STORYTELLER: Can white people tell our stories better than we can?

WHAT DO the movie The Help (nominated for four Oscars this year), Porgy and Bess (the classic musical) and the bad bwoy series The Wire all have in common? Well, they all tell stories about black people. And they're all written by white people.

No big deal. But it begs the question, can white people tell our stories better than we can? The success of all three would suggest that we have to hold up our hands and accept that anybody can tell our stories as well as we can. At least as far as movie, stage and TV buffs and Hollywood glitterati who hand out the Academy Awards are concerned.

However telling a good story is not the same as feeling it.

To my knowledge, the only white guy who has ever really felt and understood what it really means to be a black man in a white man's world is William Shakespeare.

The historians will tell us that he probably never met a black man in his life.

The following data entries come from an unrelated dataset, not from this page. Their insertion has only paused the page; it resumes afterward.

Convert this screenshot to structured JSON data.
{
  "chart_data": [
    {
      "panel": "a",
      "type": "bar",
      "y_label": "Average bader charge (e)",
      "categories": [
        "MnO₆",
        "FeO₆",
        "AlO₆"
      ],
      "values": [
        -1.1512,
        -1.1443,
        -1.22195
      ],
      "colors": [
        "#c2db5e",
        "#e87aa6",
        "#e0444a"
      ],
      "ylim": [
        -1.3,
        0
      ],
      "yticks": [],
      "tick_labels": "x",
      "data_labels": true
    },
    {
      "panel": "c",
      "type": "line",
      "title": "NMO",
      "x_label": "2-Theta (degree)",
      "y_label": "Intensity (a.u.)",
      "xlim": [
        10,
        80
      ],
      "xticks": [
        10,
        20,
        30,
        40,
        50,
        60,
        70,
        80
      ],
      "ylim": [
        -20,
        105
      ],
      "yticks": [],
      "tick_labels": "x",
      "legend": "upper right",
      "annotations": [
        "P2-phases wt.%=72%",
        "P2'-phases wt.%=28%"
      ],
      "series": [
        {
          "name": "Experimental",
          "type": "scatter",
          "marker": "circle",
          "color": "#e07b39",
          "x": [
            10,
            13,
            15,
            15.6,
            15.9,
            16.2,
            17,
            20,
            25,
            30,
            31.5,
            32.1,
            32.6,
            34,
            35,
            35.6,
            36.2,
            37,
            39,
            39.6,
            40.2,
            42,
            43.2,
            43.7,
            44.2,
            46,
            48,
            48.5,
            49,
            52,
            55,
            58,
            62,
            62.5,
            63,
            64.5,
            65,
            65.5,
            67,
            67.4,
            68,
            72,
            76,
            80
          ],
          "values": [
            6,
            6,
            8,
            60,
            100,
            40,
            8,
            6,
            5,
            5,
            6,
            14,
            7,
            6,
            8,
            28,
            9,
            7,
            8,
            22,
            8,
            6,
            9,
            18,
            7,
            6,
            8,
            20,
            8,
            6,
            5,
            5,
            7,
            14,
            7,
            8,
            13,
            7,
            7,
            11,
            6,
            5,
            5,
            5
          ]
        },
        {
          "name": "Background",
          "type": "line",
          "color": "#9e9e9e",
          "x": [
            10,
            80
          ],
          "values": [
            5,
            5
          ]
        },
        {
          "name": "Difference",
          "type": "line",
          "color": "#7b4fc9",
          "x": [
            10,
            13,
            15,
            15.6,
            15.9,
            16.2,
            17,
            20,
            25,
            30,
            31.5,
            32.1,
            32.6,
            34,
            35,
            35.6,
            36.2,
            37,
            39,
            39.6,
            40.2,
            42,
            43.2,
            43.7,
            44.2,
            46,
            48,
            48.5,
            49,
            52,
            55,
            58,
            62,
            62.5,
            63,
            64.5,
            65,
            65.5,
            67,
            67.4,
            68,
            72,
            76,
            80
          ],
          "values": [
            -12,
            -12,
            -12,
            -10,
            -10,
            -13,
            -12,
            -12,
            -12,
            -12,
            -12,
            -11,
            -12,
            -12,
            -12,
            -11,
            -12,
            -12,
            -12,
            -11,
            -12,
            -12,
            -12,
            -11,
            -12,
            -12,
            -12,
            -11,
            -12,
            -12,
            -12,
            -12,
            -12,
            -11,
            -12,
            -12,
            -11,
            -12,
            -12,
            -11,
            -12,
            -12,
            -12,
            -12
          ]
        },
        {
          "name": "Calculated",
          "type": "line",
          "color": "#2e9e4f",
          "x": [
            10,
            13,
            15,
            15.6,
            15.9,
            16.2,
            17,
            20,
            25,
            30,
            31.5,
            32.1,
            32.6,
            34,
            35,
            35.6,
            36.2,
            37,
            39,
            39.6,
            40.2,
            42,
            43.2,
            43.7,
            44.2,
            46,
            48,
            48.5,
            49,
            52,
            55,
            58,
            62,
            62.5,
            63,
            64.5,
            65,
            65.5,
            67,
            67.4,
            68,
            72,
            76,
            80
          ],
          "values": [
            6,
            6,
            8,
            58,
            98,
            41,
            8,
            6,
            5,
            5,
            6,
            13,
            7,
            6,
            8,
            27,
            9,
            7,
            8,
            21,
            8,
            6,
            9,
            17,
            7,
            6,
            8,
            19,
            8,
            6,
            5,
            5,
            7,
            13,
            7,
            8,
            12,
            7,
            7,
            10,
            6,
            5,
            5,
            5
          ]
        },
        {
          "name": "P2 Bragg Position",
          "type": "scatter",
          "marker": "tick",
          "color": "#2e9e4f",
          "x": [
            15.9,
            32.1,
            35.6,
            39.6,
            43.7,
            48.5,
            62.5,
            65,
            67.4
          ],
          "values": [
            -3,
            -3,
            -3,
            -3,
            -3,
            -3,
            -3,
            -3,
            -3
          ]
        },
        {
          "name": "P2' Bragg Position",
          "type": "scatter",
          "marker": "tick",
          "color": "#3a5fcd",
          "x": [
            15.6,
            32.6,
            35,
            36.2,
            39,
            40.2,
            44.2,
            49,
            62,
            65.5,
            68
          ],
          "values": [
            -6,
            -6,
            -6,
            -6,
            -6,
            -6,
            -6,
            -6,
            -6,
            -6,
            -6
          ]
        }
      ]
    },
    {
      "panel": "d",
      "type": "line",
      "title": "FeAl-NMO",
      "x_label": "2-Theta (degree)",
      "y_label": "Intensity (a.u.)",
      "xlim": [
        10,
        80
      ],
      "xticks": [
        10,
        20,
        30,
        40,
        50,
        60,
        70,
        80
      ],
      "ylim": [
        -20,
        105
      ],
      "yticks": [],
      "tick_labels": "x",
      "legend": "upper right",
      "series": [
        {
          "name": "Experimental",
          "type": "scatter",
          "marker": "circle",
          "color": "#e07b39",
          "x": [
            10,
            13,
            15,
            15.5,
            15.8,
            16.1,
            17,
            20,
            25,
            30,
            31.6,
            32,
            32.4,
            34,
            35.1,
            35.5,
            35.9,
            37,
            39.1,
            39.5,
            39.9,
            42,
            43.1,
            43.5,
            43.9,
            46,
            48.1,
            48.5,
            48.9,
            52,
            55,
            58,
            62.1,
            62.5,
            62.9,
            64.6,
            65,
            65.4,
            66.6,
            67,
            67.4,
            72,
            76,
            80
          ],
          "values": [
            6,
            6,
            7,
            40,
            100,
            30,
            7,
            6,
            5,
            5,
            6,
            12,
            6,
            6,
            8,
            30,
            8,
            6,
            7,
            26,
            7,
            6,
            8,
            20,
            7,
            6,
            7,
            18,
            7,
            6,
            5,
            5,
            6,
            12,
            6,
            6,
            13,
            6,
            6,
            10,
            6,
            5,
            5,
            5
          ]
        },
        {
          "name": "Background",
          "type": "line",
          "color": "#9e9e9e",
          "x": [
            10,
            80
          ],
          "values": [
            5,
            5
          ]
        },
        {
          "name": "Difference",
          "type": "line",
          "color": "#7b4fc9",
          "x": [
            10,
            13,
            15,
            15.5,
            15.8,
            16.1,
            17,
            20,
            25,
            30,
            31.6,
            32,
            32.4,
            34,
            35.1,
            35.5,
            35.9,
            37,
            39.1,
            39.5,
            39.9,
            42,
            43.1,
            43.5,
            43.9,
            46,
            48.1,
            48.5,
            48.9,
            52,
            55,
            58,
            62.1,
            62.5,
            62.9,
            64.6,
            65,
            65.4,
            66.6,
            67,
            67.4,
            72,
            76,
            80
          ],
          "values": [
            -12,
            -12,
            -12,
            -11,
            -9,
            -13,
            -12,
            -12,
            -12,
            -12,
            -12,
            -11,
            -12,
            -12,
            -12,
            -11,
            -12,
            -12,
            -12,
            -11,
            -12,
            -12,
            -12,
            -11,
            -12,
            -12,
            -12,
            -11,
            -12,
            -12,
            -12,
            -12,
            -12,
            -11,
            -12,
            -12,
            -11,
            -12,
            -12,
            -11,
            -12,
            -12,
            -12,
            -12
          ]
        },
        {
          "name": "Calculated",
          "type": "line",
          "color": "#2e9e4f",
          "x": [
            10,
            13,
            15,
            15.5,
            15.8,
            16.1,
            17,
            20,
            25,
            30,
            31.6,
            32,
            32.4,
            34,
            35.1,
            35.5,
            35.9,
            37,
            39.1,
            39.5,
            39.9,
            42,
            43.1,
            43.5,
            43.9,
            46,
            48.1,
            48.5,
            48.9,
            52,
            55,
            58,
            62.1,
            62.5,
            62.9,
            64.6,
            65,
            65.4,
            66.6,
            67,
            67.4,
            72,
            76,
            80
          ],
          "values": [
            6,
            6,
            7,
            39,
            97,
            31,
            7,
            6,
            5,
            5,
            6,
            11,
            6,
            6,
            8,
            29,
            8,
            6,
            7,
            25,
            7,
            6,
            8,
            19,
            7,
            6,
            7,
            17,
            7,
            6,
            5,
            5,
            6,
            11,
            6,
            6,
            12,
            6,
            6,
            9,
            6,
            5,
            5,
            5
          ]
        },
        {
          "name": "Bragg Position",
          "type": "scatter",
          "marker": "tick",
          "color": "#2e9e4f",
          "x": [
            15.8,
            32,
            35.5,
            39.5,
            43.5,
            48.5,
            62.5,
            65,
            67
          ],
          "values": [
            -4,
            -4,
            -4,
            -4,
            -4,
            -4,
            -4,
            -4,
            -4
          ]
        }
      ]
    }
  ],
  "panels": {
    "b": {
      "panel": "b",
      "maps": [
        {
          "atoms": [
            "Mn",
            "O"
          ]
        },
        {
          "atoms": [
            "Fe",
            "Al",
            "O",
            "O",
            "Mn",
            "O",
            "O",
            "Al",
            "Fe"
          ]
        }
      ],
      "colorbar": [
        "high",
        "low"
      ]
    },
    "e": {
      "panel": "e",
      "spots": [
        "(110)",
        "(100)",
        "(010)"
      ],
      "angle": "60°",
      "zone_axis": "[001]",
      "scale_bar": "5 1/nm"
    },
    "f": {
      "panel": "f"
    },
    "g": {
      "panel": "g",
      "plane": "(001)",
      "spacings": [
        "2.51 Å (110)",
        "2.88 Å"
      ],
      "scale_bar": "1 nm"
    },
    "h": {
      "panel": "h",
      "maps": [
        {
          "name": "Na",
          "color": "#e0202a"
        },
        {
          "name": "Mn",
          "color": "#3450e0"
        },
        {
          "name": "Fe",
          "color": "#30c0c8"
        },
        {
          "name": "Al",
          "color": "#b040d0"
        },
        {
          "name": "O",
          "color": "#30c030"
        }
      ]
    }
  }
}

Don't believe the hype.

You only have to read Othello to see how the Bard penetrates the christian soul of a black man only to find that no matter how long you live in Europe and become European, that hardcore no-messing-about African is always lurking in the shadows waiting for the slightest provocation to pop out.


Now tell me that Shakespeare didn't cotch with one or two heartical bredrin back in the sixteenth and seventeenth centuries when ‘Spot The Black Man' was a popular street game of children in London.
And I'll tell you in my best Elvis Presley voice, “Now and then there's a fool such as you."

Elvis of course is another white dude who did a good job of telling the black man's story. But I'm not sure he really felt it. I'm not convinced that he got a glimpse of the ‘old African'.

Here in Britain, the writer of the hit TV series Top Boy was berated by the self-appointed policemen and women of black political correctness for not being  a bruvver.

These P.C. coppers fear that in not feeling it, white writers tend to sensationalise black crime.

But does that make them any less legitimate chroniclers of the black experience than a black writer?

More to the point, if they're not really feeling us, are we really really them?

Is a black writer as legitimate a chronicler of the white experience?

Or do we have to condemn all black writers to sticking to only that which they feel?